Over the 5 year period leading up to the 30th of June of each year, the data showed:
- only in the period 1974 - 1978 did the average returns from balanced investments under-perform inflation. For those who experienced this time, it was a very difficult time economically with high levels of inflation and poor share market returns
- in the periods ending 2003, 2004 & 2005 returns went close but still out-performed inflation
Over the 10 year period leading up to the 30th of June each year, the data showed:
- the ten year period leading up to 1979 and 1982 saw average balance returns underperforming inflation
- all other periods provided above inflation returns with most well above
Over the 15 year period leading up to the 30th of June, the data showed:
- all periods out-performed inflation
Over the 20 year period leading up to the 30th of June, the data showed:
- all periods out-performed inflation
The issue that stood out to me in the data is that we need to be careful assuming that growth returns will be better than inflation over a 5, 7 or even 10 year period, as not until we get to 15 year and 20 year periods do balance returns out-perform.

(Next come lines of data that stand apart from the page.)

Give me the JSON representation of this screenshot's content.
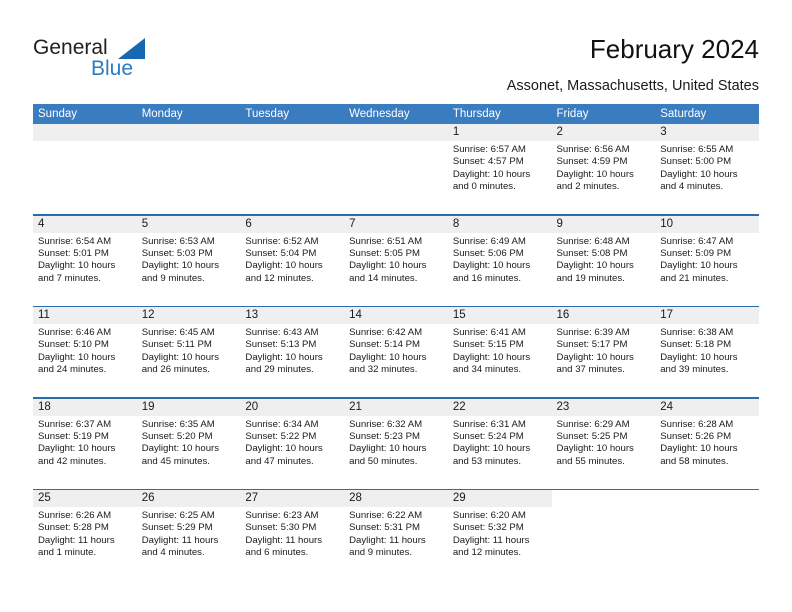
{
  "logo": {
    "text_primary": "General",
    "text_secondary": "Blue",
    "triangle_color": "#1668b3",
    "secondary_color": "#2e7bc4"
  },
  "header": {
    "title": "February 2024",
    "subtitle": "Assonet, Massachusetts, United States"
  },
  "theme": {
    "header_band": "#3a7cc0",
    "rule": "#2b6cab",
    "number_band": "#efefef",
    "text": "#1a1a1a"
  },
  "weekdays": [
    "Sunday",
    "Monday",
    "Tuesday",
    "Wednesday",
    "Thursday",
    "Friday",
    "Saturday"
  ],
  "weeks": [
    {
      "days": [
        {
          "num": "",
          "sunrise": "",
          "sunset": "",
          "daylight_1": "",
          "daylight_2": ""
        },
        {
          "num": "",
          "sunrise": "",
          "sunset": "",
          "daylight_1": "",
          "daylight_2": ""
        },
        {
          "num": "",
          "sunrise": "",
          "sunset": "",
          "daylight_1": "",
          "daylight_2": ""
        },
        {
          "num": "",
          "sunrise": "",
          "sunset": "",
          "daylight_1": "",
          "daylight_2": ""
        },
        {
          "num": "1",
          "sunrise": "Sunrise: 6:57 AM",
          "sunset": "Sunset: 4:57 PM",
          "daylight_1": "Daylight: 10 hours",
          "daylight_2": "and 0 minutes."
        },
        {
          "num": "2",
          "sunrise": "Sunrise: 6:56 AM",
          "sunset": "Sunset: 4:59 PM",
          "daylight_1": "Daylight: 10 hours",
          "daylight_2": "and 2 minutes."
        },
        {
          "num": "3",
          "sunrise": "Sunrise: 6:55 AM",
          "sunset": "Sunset: 5:00 PM",
          "daylight_1": "Daylight: 10 hours",
          "daylight_2": "and 4 minutes."
        }
      ]
    },
    {
      "days": [
        {
          "num": "4",
          "sunrise": "Sunrise: 6:54 AM",
          "sunset": "Sunset: 5:01 PM",
          "daylight_1": "Daylight: 10 hours",
          "daylight_2": "and 7 minutes."
        },
        {
          "num": "5",
          "sunrise": "Sunrise: 6:53 AM",
          "sunset": "Sunset: 5:03 PM",
          "daylight_1": "Daylight: 10 hours",
          "daylight_2": "and 9 minutes."
        },
        {
          "num": "6",
          "sunrise": "Sunrise: 6:52 AM",
          "sunset": "Sunset: 5:04 PM",
          "daylight_1": "Daylight: 10 hours",
          "daylight_2": "and 12 minutes."
        },
        {
          "num": "7",
          "sunrise": "Sunrise: 6:51 AM",
          "sunset": "Sunset: 5:05 PM",
          "daylight_1": "Daylight: 10 hours",
          "daylight_2": "and 14 minutes."
        },
        {
          "num": "8",
          "sunrise": "Sunrise: 6:49 AM",
          "sunset": "Sunset: 5:06 PM",
          "daylight_1": "Daylight: 10 hours",
          "daylight_2": "and 16 minutes."
        },
        {
          "num": "9",
          "sunrise": "Sunrise: 6:48 AM",
          "sunset": "Sunset: 5:08 PM",
          "daylight_1": "Daylight: 10 hours",
          "daylight_2": "and 19 minutes."
        },
        {
          "num": "10",
          "sunrise": "Sunrise: 6:47 AM",
          "sunset": "Sunset: 5:09 PM",
          "daylight_1": "Daylight: 10 hours",
          "daylight_2": "and 21 minutes."
        }
      ]
    },
    {
      "days": [
        {
          "num": "11",
          "sunrise": "Sunrise: 6:46 AM",
          "sunset": "Sunset: 5:10 PM",
          "daylight_1": "Daylight: 10 hours",
          "daylight_2": "and 24 minutes."
        },
        {
          "num": "12",
          "sunrise": "Sunrise: 6:45 AM",
          "sunset": "Sunset: 5:11 PM",
          "daylight_1": "Daylight: 10 hours",
          "daylight_2": "and 26 minutes."
        },
        {
          "num": "13",
          "sunrise": "Sunrise: 6:43 AM",
          "sunset": "Sunset: 5:13 PM",
          "daylight_1": "Daylight: 10 hours",
          "daylight_2": "and 29 minutes."
        },
        {
          "num": "14",
          "sunrise": "Sunrise: 6:42 AM",
          "sunset": "Sunset: 5:14 PM",
          "daylight_1": "Daylight: 10 hours",
          "daylight_2": "and 32 minutes."
        },
        {
          "num": "15",
          "sunrise": "Sunrise: 6:41 AM",
          "sunset": "Sunset: 5:15 PM",
          "daylight_1": "Daylight: 10 hours",
          "daylight_2": "and 34 minutes."
        },
        {
          "num": "16",
          "sunrise": "Sunrise: 6:39 AM",
          "sunset": "Sunset: 5:17 PM",
          "daylight_1": "Daylight: 10 hours",
          "daylight_2": "and 37 minutes."
        },
        {
          "num": "17",
          "sunrise": "Sunrise: 6:38 AM",
          "sunset": "Sunset: 5:18 PM",
          "daylight_1": "Daylight: 10 hours",
          "daylight_2": "and 39 minutes."
        }
      ]
    },
    {
      "days": [
        {
          "num": "18",
          "sunrise": "Sunrise: 6:37 AM",
          "sunset": "Sunset: 5:19 PM",
          "daylight_1": "Daylight: 10 hours",
          "daylight_2": "and 42 minutes."
        },
        {
          "num": "19",
          "sunrise": "Sunrise: 6:35 AM",
          "sunset": "Sunset: 5:20 PM",
          "daylight_1": "Daylight: 10 hours",
          "daylight_2": "and 45 minutes."
        },
        {
          "num": "20",
          "sunrise": "Sunrise: 6:34 AM",
          "sunset": "Sunset: 5:22 PM",
          "daylight_1": "Daylight: 10 hours",
          "daylight_2": "and 47 minutes."
        },
        {
          "num": "21",
          "sunrise": "Sunrise: 6:32 AM",
          "sunset": "Sunset: 5:23 PM",
          "daylight_1": "Daylight: 10 hours",
          "daylight_2": "and 50 minutes."
        },
        {
          "num": "22",
          "sunrise": "Sunrise: 6:31 AM",
          "sunset": "Sunset: 5:24 PM",
          "daylight_1": "Daylight: 10 hours",
          "daylight_2": "and 53 minutes."
        },
        {
          "num": "23",
          "sunrise": "Sunrise: 6:29 AM",
          "sunset": "Sunset: 5:25 PM",
          "daylight_1": "Daylight: 10 hours",
          "daylight_2": "and 55 minutes."
        },
        {
          "num": "24",
          "sunrise": "Sunrise: 6:28 AM",
          "sunset": "Sunset: 5:26 PM",
          "daylight_1": "Daylight: 10 hours",
          "daylight_2": "and 58 minutes."
        }
      ]
    },
    {
      "days": [
        {
          "num": "25",
          "sunrise": "Sunrise: 6:26 AM",
          "sunset": "Sunset: 5:28 PM",
          "daylight_1": "Daylight: 11 hours",
          "daylight_2": "and 1 minute."
        },
        {
          "num": "26",
          "sunrise": "Sunrise: 6:25 AM",
          "sunset": "Sunset: 5:29 PM",
          "daylight_1": "Daylight: 11 hours",
          "daylight_2": "and 4 minutes."
        },
        {
          "num": "27",
          "sunrise": "Sunrise: 6:23 AM",
          "sunset": "Sunset: 5:30 PM",
          "daylight_1": "Daylight: 11 hours",
          "daylight_2": "and 6 minutes."
        },
        {
          "num": "28",
          "sunrise": "Sunrise: 6:22 AM",
          "sunset": "Sunset: 5:31 PM",
          "daylight_1": "Daylight: 11 hours",
          "daylight_2": "and 9 minutes."
        },
        {
          "num": "29",
          "sunrise": "Sunrise: 6:20 AM",
          "sunset": "Sunset: 5:32 PM",
          "daylight_1": "Daylight: 11 hours",
          "daylight_2": "and 12 minutes."
        },
        {
          "num": "",
          "sunrise": "",
          "sunset": "",
          "daylight_1": "",
          "daylight_2": ""
        },
        {
          "num": "",
          "sunrise": "",
          "sunset": "",
          "daylight_1": "",
          "daylight_2": ""
        }
      ]
    }
  ]
}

For those with over 15 years until reaching 60 this should provide some comfort in investing in growth assets in superannuation.
For those approaching closer to retirement more care needs to be taken to properly structure investments so that a period of poor performance in growth asset classes does not provide a significantly detrimental result or even cause you to delay retirement. Our approach is to be very closely looking at income planning, making sure clients have at least 5 to 7 years of income requirements in retirement held in defensive assets such as cash and fixed interest securities. This means that you should not need to sell down growth assets in times of depressed prices in order to sustain their cost of living. (Unless you sell growth assets at depressed prices you do not realise losses and history tells us that growth asset prices will rebound.)
A point to note here is that investing in a diversified superannuation fund or investment that does not segregate the account into distinct defensive and growth assets does not protect an investor from having to realise falls in growth asset prices. When it comes to the time to retire, investors in non-segregated funds would need to sell down a certain number of units in order to get the income that they need. In a balance account (40/60 split) this would require redeeming both defensive assets (40% of each unit) and growth assets (60% of each unit). Thus you would be forced to realise the poor prices for growth assets.
In a nutshell, our take on this is that in the 15 years leading up to your preferred retirement date, we think you should start to focus on income planning. In doing so you are building towards having the necessary amount of assets set aside in cash and fixed interest so that you are not forced to redeem growth investments at the wrong time and/or not having your retirement date dictated to you by investment markets.